Shit. He hated it when Nancy one-upped him this way. “I did the criminal searches, things like that. And Google, but there were hundreds of hits. The name’s too common. Besides, why would I care if she made news some other way?”

“She popped up in an article in some Georgia newspaper”-a pause as Nancy clicked away, looking for what she had stored-“the Brunswick Times. Christmas of last year. A man was killed in a fire Christmas Eve, ruled an accident by investigators. His girlfriend, home at the time, was named Penelope Jackson.”

“Could be a coincidence.”

“Could be,” Nancy agreed, her smugness apparent even over the unstable cell phone line. “But the man who was killed? His name was Tony Dunham.”

“Guy’s lawyer said he had no heirs, even five years ago.”

“And cops down there were told-by the girlfriend-that there was no next of kin to notify, that Tony’s parents were dead. Yet the age works-he was fifty-three when he died, and his Social Security number begins with twenty-one, which indicates it was issued in Maryland. The Dunhams probably lived in Maryland before they moved to Pennsylvania.”

“But thirty years ago, he was twenty-three. He might not even have been living at home then.” And now dead, dead in an accident.
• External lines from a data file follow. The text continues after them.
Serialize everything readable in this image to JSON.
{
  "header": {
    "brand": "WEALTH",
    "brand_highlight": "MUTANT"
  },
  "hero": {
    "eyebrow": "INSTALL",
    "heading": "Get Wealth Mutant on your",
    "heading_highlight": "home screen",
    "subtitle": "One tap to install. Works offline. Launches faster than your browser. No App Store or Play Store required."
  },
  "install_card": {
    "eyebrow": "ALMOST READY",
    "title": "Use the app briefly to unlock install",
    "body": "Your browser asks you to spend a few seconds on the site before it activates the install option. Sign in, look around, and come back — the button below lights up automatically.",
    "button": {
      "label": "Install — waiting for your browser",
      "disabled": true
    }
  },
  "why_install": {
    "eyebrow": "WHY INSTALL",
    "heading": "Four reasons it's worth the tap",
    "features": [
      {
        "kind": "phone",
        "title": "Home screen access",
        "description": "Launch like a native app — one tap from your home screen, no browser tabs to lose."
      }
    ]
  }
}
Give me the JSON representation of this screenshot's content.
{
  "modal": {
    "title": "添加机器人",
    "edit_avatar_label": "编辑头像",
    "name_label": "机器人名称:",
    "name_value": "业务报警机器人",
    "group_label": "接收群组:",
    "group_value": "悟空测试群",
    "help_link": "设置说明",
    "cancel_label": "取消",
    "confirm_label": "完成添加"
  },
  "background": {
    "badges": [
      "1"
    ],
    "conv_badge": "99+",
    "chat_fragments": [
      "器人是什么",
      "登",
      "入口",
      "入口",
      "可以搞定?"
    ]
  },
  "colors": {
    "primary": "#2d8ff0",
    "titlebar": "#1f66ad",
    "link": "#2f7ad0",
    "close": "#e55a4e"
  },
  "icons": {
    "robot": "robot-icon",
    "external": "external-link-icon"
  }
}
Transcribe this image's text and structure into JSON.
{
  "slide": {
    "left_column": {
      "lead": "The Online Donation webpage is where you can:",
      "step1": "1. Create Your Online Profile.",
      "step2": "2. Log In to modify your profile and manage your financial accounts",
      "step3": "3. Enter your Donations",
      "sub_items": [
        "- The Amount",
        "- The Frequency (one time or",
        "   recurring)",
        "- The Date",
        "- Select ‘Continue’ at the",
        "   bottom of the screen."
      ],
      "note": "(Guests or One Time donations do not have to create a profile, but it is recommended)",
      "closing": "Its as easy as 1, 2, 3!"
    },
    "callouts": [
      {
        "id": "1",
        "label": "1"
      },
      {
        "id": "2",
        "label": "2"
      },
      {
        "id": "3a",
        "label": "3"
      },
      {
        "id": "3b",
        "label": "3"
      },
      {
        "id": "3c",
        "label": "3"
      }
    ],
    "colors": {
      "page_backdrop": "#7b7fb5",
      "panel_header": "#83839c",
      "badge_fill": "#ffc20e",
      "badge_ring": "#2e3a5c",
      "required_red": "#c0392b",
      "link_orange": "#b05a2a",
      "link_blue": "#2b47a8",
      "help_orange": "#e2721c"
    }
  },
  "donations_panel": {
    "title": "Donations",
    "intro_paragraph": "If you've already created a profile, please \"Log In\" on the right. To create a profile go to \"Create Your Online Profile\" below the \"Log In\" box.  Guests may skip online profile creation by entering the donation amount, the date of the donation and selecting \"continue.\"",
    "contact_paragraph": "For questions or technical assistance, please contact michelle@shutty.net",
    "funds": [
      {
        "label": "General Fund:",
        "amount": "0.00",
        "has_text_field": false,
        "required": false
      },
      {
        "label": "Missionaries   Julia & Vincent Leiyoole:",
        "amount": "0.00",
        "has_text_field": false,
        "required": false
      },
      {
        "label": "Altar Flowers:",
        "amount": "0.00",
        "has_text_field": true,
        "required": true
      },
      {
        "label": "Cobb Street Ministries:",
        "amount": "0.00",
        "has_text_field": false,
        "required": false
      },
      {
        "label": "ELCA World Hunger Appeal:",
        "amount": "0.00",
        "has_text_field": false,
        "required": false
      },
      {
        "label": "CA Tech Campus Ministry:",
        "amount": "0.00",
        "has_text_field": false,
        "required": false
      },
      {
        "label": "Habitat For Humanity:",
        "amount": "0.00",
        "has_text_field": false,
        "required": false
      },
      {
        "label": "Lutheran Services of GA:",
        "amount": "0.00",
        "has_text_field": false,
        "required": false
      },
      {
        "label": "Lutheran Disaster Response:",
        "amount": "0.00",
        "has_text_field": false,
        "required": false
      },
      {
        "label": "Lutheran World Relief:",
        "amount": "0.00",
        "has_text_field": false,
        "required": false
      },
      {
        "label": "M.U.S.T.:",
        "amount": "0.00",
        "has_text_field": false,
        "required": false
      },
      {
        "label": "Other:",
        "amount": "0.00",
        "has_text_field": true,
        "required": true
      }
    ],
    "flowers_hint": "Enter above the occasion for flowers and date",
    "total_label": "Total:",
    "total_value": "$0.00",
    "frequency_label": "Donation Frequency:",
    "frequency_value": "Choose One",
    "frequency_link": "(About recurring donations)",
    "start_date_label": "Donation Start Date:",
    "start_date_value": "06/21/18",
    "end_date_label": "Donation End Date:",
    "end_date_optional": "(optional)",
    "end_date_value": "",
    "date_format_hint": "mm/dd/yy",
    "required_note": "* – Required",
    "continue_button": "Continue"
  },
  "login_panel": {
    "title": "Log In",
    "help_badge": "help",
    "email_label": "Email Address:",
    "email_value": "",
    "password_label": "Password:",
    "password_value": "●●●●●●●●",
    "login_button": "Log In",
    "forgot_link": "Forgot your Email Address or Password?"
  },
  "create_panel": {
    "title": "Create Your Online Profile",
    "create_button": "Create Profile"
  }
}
Why did everything dead-end with this case, this woman? That family she sideswiped was lucky to be in as good shape as they were, given her track record. “Hell, he could have been drafted for all we know. You check military records?”

“Not yet,” she admitted, and that gave him a small buzz of satisfaction, petty as it was. I thought of a record you didn’t.

“Where’s Brunswick anyway? How do you get there?”

“Sergeant has you booked on a Southwest flight into Jacksonville, leaving at seven. Brunswick is about an hour north. Penelope Jackson worked at a restaurant, Mullet Bay, in some nearby resort called St. Simons Island, but she quit about a month ago. She might still be in the area, though, but no longer at the same address.”

Or she might be in Baltimore, playing some creepy con on them all.

CHAPTER 22

“You sure you’ll be fine?”

“Sure,” she said, thinking, Go, go, please go. “I could even take care of Seth, if he doesn’t want to go.”

“Great,” the boy began, even as Kay said, “No, no, I wouldn’t dream of imposing on you like that.”

Wouldn’t risk it, you mean. But that’s okay, Kay. I wouldn’t leave a child with me, either. I only offered so you wouldn’t find me suspect.